SV Law
Mar 13, 2023

WHAT CONDOMINIUMS NEED TO KNOW ABOUT EMPLOYING A SUPERINTENDENT: TERMINATIONS (PART 4 OF 4)

Minimizing Exposure to Termination Pay

Many wrongful dismissal lawsuits involve debates around employee entitlements upon termination. Many of these claims could have been avoided with a well-drafted employment agreement that clearly sets out the employee’s entitlements should the employer have to part ways with that employee.

The Employment Standards Act, 2000 (the “ESA”) is known as “minimum standards legislation” and, as the name implies, it establishes the minimum amount of working notice (or pay in lieu of notice) that an employer must provide when dismissing an employee without cause. Employee entitlements under the ESA are roughly equal to one (1) week of notice (or pay in lieu) per full year of service up to a maximum of eight (8) weeks. The Ontario Government offers a detailed explanation of ESA termination pay.

There is a common and costly misconception among employers that they will satisfy their legal obligations by paying ESA termination pay upon dismissing an employee without cause. The error arises from the assumption that the ESA establishes an employee’s default entitlement upon termination. In reality, employees have greater entitlements upon termination unless the employer expressly limits termination pay to the ESA entitlement in a written employment agreement. 

In the absence of express written language, an employee is entitled to “reasonable notice of termination” (or pay in lieu of reasonable notice) at common law. Reasonable notice is not based on a specific mathematical formula like ESA notice and is instead an estimate of the time that it will take the terminated employee to find comparable alternative employment with reasonable effort. Reasonable notice is specific to each employee and will consider things like:

  • Length of service
  • Age
  • Seniority of the role
  • Skillset 
  • Disabilities
  • The current job market 

Some employment lawyers will refer to a “rule of thumb” that reasonable notice is approximately equal to one month per year of service up to a maximum of 24 months. This rule is roughly supported by the recent case law, although there is significant deviation based on the context of each case. 

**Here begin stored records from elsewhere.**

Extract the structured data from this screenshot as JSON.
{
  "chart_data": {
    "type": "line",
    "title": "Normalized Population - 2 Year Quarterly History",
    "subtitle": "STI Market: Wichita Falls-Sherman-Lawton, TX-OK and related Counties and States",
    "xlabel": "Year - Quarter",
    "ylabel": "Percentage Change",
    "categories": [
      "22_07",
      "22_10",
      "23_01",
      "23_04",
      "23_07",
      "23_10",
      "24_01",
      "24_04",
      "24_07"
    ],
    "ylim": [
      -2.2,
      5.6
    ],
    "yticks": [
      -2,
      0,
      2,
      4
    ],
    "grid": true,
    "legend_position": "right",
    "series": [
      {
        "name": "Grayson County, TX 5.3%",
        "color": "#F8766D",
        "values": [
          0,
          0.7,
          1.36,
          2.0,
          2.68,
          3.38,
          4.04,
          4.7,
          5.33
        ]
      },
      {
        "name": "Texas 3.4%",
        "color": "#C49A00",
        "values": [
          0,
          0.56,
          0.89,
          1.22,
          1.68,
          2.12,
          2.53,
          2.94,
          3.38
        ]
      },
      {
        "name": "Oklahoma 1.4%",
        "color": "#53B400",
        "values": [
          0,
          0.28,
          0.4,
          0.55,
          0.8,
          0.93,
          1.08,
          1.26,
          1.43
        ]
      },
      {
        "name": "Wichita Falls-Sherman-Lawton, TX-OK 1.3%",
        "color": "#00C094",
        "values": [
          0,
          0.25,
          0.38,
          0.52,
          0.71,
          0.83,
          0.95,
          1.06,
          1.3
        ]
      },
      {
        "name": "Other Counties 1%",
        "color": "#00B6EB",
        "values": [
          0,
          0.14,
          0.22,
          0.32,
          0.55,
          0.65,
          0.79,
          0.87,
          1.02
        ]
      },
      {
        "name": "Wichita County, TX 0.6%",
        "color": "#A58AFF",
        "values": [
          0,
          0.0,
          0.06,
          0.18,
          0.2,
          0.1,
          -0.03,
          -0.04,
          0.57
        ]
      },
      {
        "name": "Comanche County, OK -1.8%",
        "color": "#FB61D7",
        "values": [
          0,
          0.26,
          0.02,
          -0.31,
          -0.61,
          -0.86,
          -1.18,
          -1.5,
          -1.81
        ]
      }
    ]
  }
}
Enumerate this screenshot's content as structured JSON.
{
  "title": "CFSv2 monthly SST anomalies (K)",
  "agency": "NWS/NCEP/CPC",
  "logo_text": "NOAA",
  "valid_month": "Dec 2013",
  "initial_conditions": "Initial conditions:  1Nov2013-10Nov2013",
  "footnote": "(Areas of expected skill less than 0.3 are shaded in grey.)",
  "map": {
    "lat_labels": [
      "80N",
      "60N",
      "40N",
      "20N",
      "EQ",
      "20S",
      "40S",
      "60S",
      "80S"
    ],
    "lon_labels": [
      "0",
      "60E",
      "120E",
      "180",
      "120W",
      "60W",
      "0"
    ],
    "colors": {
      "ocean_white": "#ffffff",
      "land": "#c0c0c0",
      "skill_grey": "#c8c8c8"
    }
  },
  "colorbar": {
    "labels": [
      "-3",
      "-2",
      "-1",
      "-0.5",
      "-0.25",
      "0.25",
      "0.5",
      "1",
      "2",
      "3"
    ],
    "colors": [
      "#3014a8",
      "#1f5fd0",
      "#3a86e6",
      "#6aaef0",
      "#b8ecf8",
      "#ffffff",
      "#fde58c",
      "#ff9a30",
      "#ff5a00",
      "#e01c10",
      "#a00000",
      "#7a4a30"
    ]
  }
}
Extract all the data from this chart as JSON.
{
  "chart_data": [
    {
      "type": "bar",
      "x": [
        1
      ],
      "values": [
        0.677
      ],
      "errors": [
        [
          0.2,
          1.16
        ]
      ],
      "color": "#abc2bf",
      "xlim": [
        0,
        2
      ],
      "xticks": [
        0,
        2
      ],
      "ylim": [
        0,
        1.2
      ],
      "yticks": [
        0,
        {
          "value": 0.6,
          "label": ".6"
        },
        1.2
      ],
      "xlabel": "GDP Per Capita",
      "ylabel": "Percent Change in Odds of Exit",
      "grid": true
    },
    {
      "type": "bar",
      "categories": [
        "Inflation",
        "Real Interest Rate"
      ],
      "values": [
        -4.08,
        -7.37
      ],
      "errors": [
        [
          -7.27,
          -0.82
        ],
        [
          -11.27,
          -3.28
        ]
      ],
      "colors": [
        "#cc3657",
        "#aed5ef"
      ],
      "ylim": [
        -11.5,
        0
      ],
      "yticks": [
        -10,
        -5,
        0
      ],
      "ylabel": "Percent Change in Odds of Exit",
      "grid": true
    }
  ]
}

Employers will often express anger with the confusing state of employment law in Ontario and, after getting over their initial frustration, they frequently ask “how do I prevent this from happening again?” The answer is relatively simple: Hire employees with a written employment agreement that specifically limits their entitlement upon dismissal to the minimum notice period prescribed by the ESA. Such contracts need to be carefully drafted to be enforceable, but it is not an overly-complicated task for an employment lawyer.

Although there is some expense associated with retaining a lawyer to draft contracts, the cost will be recouped several times over if a dismissal is ever required. 

Main Takeaways for Condominium Employers

  • A properly drafted employment agreement can also significantly reduce the risk of legal claims for the Condominium employer.
  • Terminating employees can be costly, but it does not have to be. Long-term thinking supports short-term investment in properly drafted employment contracts.
The content of this article is intended to provide a general guide to the subject matter and is not legal advice. Specialist advice should be sought regarding your specific circumstance.